The seam blazed silver, holding two horizons in a fragile knot.
Elara stepped from dusk; Elara stepped from dawn. They faced one another upon the Bridge of Memories—two halves of one vow, mirrored and unyielding.
> "We are not the same," said the dusk-born.
"But if the seam collapses, neither truth survives."
Before they could join, the air tore.
A shriek, thin as unraveling silk, split the Confluence. Petals the color of dried blood rained downward, spinning into threads. Those threads wove themselves into a figure—long-limbed, faceless, its chest a cavity where time should have been.
The Nightweaver.
Every step it took dragged a spool of darkness across the bridge.
Memories peeled from the air: a comrade's last smile, her mother's words—recast, twisted, wrong. The voices spoke again, familiar yet altered, like puppets repeating lines they had never meant.
Elara's throat tightened. She looked at her other self.
The nod they exchanged was sharp, an unspoken pact.
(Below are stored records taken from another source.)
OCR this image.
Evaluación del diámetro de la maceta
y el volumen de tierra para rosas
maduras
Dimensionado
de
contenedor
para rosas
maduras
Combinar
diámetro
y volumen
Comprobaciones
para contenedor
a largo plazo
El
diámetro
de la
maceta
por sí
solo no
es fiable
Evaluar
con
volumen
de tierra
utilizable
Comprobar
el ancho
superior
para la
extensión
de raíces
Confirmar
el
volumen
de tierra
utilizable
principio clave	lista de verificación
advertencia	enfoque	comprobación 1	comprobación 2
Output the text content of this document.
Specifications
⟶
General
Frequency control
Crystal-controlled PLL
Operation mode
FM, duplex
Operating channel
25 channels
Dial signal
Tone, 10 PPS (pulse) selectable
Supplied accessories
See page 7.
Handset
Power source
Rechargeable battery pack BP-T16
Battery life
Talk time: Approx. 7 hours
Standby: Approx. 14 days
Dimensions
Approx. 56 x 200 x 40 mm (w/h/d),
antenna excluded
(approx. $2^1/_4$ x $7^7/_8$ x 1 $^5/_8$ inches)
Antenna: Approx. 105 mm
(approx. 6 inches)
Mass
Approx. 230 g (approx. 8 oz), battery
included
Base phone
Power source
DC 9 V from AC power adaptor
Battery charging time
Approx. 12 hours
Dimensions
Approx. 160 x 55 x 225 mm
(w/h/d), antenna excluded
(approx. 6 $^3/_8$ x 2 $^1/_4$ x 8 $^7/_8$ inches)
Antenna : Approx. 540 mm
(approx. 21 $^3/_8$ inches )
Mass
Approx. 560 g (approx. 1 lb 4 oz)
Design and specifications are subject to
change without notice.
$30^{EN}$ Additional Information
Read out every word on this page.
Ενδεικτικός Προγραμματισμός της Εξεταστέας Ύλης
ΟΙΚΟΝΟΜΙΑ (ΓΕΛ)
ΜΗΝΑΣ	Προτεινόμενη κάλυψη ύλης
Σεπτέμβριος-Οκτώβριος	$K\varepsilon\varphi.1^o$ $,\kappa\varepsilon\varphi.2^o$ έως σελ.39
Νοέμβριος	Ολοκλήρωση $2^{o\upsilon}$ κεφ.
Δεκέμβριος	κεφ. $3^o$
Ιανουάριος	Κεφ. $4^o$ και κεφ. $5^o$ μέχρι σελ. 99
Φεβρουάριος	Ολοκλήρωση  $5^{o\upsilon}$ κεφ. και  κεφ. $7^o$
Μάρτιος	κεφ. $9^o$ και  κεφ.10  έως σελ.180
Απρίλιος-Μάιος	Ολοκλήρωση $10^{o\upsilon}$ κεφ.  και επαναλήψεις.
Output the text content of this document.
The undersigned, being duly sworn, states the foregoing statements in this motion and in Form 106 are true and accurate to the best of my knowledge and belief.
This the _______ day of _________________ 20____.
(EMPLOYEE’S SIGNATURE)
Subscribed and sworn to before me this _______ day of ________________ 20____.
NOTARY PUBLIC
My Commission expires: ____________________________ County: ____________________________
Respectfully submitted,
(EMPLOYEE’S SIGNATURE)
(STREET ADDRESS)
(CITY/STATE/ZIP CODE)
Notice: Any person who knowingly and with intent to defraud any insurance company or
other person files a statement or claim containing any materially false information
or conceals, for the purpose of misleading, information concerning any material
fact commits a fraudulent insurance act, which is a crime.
> "We fight not to preserve my path or yours," said the light-born, voice steady.
"We fight to keep the world's truth from being replaced."
Together they moved.
Golden blaze and shadow-fire braided into a double edge, a blade too bright for lies to cling to. The bridge rang as if acknowledging their unity, silver veins spreading outward with every step they took toward the Weaver.
But the enemy did not falter.
Its threads hooked into the horizon, tugging dawn away from dusk, dusk away from dawn—stretching the seam until even the bridge beneath their feet began to fray.
Hook: In the fracture's echo, a child's laugh spilled once more—
not innocent, but hollow, like glass struck until it cracked.
And with that laugh came words neither Elara had ever spoken, yet somehow knew:
> "You were never meant to bloom."
The Confluence shuddered, and the first battle with the Nightweaver began.